Cosmetics industry responds to campaign to end commercial use of shark squalene

Shark liver dissection

Sharks are endangered and continue to be threatened especially by the cosmetic industry, according to the Rob Stewart Sharkwater Foundation (RSSF).

The RSSF works with leading shark and ocean conservation groups globally to change laws and public opinions to save the world’s sharks and oceans. Shark Free is the initiative behind the survey to remove shark ingredients from consumer and industrial products.

“Nearly 200 companies, organizations, and individuals, including 100 cosmetic and personal care brands have already signed on to the Shark Free campaign, pledging their support to protect sharks through the responsible sourcing of plant-based alternatives to shark squalene,” RSSF Executive Director Lana Brandt said.

Squalene, which is derived from shark liver oil, is occassionally used in cosmetic applications. Its popularity is from its ability to spread and absorb in the products.

“Shark squalene has crept into products for decades; Our study confirms that consumers are opposed to this and will seek out brands in line with their ethics. Many industry giants including Unilever, Shiseido, and L’Oréal have already removed shark squalene from their products and we are working with others to determine the source of their supply as well as commit to non-shark-based alternatives,” RSSF Board Director Sandra Stewart said.

RSSF recently commissioned a study conducted by the Research Co. that found more than 80 percent of cosmetic consumers are likely to switch to shark-free brands.

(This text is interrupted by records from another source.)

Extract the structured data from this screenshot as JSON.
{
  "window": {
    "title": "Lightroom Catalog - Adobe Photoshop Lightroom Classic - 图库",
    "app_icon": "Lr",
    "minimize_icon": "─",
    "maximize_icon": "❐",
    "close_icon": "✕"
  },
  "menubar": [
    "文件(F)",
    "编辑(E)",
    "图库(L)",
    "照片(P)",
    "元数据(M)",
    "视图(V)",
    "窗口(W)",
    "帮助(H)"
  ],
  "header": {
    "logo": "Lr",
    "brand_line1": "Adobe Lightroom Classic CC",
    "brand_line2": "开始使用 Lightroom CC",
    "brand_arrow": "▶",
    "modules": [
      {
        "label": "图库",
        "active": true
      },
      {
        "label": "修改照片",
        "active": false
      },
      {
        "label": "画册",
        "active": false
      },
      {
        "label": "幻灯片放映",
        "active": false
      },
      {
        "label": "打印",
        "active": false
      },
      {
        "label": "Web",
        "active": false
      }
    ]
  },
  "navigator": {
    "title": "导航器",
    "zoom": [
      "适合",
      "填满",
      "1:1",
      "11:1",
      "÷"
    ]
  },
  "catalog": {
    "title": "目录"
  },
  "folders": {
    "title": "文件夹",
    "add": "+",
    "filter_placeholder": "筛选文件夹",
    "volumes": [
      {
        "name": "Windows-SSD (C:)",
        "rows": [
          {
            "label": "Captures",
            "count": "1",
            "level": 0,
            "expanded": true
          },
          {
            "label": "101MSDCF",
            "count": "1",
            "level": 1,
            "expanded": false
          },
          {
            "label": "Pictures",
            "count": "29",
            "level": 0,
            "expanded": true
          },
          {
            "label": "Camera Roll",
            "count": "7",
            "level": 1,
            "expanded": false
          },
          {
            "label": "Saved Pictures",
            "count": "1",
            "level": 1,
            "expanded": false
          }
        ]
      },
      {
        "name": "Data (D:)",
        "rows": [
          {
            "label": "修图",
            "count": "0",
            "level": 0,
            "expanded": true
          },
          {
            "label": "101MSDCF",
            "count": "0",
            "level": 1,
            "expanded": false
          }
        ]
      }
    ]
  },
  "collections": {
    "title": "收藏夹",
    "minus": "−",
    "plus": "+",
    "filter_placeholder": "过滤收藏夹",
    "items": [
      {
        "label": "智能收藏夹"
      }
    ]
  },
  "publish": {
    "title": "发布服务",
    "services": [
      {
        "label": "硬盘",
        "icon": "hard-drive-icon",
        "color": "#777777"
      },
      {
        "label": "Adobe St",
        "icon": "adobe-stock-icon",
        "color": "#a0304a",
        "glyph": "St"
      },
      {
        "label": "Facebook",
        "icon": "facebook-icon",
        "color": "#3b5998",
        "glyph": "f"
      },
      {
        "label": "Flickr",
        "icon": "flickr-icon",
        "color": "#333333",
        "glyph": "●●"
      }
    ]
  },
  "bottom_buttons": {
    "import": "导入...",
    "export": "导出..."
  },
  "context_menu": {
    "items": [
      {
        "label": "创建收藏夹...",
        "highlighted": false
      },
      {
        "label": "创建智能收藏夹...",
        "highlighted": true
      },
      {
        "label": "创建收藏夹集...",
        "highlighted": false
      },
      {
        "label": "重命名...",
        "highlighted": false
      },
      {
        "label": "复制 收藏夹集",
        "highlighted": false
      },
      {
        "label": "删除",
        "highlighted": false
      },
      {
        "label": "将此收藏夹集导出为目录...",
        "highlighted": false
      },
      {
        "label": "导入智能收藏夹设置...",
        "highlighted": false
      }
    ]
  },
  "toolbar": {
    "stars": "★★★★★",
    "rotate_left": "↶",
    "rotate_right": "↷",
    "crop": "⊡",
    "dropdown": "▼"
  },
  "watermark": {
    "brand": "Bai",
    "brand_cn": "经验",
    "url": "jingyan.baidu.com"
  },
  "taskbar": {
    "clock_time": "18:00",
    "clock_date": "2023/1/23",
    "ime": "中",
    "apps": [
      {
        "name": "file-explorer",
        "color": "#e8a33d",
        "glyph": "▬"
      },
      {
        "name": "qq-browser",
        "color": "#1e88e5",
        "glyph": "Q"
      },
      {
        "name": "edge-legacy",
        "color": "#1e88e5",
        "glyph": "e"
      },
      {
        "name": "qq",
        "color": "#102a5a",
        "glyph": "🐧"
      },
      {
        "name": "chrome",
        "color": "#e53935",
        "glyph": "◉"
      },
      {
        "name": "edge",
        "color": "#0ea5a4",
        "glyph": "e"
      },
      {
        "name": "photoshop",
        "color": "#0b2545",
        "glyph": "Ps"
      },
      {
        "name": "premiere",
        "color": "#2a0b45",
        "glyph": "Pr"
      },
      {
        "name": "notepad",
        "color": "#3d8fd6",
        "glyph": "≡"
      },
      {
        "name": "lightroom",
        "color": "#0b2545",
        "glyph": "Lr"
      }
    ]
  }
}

The study found 75 percent of Americans and 73 percent of Canadians are against having shark products in their cosmetics and personal care products.

Personal Care Products Council (PCPC) advocates for 600 member companies that represent up to 90 percent of the U.S. beauty industry to ensure product safety and quality.

“Protecting the planet is a responsibility, not a choice," PCPC President and CEO Lezlee Westine said. "Our member companies are committed to improving the well-being of people and the planet. We are actively engaged in managing the environmental impacts on biodiversity, the environment, and climate change.”

Cosmetic Alliance Canada President and CEO Darren Praznik said the industry was taking special precautions to avoid trading in products derived from endangered species.

“It should be standard policy and practice not to engage in the trade of endangered species," Praznik said.